Poco prima del vertice NATO ad Ankara, le autorità turche hanno arrestato, secondo le loro stesse dichiarazioni, decine di persone nel corso di raids condotti in diverse province, tra cui giornalisti, accademici e membri di gruppi della sinistra.

Portata degli arresti

L'agenzia di stampa statale Anadolu Ajansi ha riferito che la polizia ha arrestato 39 sospettati durante i raids condotti in otto province. In un'ulteriore operazione nella provincia occidentale di Kocaeli, la polizia ha inoltre arrestato – sempre secondo Anadolu – 28 sospettati, ritenuti avere presunti legami con gruppi estremisti. Nel corso dei raids le autorità hanno sequestrato munizioni e materiali digitali vietati. Arresti erano già avvenuti nella settimana precedente.

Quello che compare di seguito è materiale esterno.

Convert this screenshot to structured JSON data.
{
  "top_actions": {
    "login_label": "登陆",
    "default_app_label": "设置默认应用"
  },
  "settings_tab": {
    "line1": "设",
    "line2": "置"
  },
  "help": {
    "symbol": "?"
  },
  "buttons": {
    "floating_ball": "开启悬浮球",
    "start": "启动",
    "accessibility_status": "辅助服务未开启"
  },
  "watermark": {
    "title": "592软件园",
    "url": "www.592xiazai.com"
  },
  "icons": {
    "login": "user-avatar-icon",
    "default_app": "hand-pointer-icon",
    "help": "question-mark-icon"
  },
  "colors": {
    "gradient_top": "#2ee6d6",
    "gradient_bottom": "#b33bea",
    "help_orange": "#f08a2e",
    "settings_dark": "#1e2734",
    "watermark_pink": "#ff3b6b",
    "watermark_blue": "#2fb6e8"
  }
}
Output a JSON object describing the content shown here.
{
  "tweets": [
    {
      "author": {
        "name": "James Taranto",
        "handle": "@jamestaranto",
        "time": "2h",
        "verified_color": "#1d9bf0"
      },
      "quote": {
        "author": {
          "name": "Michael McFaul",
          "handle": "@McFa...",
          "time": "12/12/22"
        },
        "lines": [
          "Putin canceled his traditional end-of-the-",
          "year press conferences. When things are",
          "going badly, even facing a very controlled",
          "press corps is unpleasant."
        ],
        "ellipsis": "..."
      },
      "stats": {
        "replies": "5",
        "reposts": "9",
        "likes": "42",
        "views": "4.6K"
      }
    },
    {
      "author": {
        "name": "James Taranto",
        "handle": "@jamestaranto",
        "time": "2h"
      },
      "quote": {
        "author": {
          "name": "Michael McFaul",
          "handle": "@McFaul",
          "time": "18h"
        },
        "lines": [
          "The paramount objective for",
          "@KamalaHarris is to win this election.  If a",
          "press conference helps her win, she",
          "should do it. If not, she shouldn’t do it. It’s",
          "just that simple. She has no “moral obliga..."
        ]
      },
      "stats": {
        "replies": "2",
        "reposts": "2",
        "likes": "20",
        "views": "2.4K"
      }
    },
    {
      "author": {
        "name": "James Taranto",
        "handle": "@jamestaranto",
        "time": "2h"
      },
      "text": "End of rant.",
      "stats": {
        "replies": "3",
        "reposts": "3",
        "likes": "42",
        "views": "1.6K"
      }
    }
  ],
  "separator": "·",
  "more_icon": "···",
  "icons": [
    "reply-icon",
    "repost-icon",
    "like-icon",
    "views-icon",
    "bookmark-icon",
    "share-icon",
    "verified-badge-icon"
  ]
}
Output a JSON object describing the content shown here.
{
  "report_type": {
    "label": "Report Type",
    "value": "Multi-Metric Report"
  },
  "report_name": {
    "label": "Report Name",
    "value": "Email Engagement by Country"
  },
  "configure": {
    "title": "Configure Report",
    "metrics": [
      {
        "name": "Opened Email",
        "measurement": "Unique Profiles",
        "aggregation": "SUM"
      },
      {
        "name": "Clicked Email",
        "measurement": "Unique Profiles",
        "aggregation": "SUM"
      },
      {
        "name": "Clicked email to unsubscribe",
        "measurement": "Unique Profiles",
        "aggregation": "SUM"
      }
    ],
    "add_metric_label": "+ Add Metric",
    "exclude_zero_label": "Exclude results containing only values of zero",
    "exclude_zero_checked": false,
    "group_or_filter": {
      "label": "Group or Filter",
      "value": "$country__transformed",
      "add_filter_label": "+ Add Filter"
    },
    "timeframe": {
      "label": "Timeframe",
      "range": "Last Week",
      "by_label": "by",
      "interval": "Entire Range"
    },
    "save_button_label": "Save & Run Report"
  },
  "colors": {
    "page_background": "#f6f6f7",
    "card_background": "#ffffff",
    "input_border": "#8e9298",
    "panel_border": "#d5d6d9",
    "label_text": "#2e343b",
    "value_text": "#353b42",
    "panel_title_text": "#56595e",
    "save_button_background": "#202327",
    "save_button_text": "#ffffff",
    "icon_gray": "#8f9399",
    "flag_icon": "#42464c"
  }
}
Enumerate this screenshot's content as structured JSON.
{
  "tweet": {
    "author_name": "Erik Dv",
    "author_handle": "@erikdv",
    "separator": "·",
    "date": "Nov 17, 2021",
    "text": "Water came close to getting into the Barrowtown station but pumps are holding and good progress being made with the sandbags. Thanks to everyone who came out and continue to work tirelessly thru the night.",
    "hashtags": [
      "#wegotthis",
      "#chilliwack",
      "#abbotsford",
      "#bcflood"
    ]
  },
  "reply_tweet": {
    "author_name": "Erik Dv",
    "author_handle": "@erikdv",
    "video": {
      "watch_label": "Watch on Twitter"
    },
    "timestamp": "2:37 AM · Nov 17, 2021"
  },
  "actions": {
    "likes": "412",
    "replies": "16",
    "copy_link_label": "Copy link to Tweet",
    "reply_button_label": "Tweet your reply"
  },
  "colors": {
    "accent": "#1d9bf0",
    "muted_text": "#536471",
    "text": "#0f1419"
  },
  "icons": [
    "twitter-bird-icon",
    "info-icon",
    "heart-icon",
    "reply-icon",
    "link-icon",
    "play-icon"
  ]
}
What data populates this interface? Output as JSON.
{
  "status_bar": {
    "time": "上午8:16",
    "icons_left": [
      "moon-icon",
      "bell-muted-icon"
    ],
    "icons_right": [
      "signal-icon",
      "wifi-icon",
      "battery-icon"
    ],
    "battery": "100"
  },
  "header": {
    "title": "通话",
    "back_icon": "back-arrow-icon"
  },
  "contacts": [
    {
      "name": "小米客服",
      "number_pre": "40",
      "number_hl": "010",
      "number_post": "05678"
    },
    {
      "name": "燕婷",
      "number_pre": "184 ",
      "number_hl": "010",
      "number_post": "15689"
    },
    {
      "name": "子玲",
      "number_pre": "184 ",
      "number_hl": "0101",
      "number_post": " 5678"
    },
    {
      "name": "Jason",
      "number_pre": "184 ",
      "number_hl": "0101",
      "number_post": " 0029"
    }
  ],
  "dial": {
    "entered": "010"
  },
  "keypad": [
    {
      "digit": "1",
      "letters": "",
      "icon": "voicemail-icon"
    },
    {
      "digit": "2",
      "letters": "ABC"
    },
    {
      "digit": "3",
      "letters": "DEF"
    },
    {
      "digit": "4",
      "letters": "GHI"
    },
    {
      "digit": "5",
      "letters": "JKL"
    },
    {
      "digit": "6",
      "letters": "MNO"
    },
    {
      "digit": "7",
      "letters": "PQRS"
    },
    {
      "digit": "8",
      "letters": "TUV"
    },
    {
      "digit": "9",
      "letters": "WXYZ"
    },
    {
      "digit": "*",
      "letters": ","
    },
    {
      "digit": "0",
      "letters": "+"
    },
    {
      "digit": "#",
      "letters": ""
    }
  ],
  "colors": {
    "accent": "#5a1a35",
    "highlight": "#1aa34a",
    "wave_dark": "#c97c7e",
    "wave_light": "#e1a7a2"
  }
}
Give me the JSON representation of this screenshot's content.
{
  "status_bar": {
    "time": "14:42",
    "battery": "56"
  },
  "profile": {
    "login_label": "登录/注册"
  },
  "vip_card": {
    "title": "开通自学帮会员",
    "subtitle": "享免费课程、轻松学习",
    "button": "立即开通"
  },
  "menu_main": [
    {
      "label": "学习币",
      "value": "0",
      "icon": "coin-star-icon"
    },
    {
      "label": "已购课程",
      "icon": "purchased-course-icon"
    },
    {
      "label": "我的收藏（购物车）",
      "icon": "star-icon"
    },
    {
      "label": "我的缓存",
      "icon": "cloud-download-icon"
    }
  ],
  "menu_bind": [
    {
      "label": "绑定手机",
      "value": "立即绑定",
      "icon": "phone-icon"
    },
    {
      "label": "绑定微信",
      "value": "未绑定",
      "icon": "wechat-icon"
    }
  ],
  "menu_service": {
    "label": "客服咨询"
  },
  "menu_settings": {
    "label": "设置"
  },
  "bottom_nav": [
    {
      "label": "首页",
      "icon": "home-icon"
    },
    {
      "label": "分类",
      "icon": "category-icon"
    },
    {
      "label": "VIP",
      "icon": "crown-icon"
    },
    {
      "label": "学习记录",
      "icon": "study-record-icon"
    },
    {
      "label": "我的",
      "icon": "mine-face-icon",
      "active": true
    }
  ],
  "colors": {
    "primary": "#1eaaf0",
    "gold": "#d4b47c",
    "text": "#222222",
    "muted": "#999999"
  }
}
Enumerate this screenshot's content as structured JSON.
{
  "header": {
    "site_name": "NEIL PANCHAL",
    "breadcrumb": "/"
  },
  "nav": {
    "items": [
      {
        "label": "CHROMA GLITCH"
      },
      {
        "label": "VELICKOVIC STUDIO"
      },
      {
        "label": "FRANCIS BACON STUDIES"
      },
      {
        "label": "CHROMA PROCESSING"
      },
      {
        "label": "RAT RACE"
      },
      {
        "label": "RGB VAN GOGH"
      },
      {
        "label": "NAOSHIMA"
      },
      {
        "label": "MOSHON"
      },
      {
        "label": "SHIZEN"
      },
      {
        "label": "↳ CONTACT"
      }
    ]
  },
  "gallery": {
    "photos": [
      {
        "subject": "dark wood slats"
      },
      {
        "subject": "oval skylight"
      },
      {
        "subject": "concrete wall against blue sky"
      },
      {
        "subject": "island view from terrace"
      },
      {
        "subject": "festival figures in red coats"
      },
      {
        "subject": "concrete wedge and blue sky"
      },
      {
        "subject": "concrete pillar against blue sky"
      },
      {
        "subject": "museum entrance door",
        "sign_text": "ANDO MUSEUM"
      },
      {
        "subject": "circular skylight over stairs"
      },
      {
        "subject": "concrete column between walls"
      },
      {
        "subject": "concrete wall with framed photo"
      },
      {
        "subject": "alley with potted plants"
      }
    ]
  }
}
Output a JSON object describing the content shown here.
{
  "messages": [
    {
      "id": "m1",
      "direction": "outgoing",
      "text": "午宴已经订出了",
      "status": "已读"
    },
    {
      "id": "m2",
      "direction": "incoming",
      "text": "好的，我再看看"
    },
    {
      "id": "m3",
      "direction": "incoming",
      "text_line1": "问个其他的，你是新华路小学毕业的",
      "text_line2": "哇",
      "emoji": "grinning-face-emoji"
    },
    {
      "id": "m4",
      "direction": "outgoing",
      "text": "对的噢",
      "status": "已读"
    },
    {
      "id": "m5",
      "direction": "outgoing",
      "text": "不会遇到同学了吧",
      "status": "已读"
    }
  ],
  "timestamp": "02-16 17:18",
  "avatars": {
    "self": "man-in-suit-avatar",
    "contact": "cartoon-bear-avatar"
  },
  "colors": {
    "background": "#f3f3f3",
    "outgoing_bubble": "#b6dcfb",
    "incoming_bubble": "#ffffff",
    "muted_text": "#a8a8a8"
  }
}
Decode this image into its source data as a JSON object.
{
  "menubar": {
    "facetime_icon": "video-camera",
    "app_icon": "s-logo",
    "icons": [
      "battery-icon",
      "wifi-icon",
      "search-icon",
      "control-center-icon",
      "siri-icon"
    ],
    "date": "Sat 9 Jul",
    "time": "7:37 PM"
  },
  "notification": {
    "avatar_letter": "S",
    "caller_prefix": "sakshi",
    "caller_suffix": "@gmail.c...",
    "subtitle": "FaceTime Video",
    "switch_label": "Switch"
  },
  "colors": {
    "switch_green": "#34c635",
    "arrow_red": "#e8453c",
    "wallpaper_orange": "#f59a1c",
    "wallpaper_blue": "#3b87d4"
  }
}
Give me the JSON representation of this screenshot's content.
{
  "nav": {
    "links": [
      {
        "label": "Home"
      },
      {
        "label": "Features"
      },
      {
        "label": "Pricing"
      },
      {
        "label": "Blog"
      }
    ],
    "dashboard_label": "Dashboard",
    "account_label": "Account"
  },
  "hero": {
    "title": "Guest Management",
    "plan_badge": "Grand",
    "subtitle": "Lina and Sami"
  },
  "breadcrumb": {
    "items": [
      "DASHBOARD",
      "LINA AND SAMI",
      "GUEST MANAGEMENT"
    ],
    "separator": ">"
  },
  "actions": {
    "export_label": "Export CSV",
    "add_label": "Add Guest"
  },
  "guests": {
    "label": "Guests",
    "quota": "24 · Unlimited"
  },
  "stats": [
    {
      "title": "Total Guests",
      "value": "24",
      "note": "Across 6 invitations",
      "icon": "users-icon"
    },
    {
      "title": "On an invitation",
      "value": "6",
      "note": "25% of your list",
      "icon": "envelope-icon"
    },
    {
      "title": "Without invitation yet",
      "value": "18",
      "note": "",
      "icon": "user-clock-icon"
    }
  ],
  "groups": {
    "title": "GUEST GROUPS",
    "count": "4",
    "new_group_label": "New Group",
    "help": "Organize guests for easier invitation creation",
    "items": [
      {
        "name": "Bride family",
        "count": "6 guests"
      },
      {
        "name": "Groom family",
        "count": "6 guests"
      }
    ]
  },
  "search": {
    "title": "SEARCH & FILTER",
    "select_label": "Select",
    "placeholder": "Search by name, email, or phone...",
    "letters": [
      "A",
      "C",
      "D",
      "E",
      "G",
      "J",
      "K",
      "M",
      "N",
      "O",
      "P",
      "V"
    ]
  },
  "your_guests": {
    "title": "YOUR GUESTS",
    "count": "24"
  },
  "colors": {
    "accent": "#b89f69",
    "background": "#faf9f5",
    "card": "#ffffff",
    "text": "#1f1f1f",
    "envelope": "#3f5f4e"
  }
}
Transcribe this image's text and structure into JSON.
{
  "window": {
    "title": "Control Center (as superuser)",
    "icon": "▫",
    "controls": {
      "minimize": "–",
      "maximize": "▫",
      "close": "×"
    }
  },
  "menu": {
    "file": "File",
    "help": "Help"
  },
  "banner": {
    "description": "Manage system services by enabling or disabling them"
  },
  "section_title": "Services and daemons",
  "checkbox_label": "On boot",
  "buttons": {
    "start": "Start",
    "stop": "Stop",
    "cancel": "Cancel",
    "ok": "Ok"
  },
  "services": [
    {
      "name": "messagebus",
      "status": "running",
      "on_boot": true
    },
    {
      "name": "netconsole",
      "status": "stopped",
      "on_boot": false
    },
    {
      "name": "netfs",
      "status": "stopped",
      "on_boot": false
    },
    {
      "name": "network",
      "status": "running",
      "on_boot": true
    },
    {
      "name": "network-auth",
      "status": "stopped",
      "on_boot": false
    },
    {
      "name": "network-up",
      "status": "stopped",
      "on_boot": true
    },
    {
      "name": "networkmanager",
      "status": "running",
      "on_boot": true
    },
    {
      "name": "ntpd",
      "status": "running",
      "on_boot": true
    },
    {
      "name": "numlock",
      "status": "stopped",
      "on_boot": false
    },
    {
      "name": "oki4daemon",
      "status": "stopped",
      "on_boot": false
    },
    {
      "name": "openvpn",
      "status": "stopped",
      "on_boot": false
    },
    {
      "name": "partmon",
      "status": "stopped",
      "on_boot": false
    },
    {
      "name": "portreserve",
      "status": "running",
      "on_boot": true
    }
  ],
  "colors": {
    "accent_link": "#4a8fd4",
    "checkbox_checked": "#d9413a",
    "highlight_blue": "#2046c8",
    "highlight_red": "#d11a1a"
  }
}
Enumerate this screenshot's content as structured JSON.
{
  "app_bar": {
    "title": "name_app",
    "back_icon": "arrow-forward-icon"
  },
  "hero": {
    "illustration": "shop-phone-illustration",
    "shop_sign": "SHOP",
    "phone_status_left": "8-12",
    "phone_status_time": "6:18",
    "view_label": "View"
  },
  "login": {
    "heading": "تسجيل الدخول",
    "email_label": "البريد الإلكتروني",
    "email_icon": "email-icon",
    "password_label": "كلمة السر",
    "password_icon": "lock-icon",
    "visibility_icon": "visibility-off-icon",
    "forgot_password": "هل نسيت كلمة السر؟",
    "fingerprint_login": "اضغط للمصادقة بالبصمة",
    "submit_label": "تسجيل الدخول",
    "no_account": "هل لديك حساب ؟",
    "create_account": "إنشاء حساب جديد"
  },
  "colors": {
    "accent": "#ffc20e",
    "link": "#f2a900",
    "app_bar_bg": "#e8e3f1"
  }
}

Il governo turco ha motivato gli interventi con indagini anti-terrorismo. "Der Einsatz sei demnach gegen den Jugendflügel einer verbotenen linken Gruppe gerichtet gewesen", ha scritto Anadolu. Le operazioni si sono svolte domenica, due giorni prima dell'inizio del vertice NATO previsto per il 7 e l'8 luglio nella capitale turca. Il governo aveva rafforzato le proprie misure di sicurezza prima dell'inizio del vertice Nato del 7 e dell'8 luglio.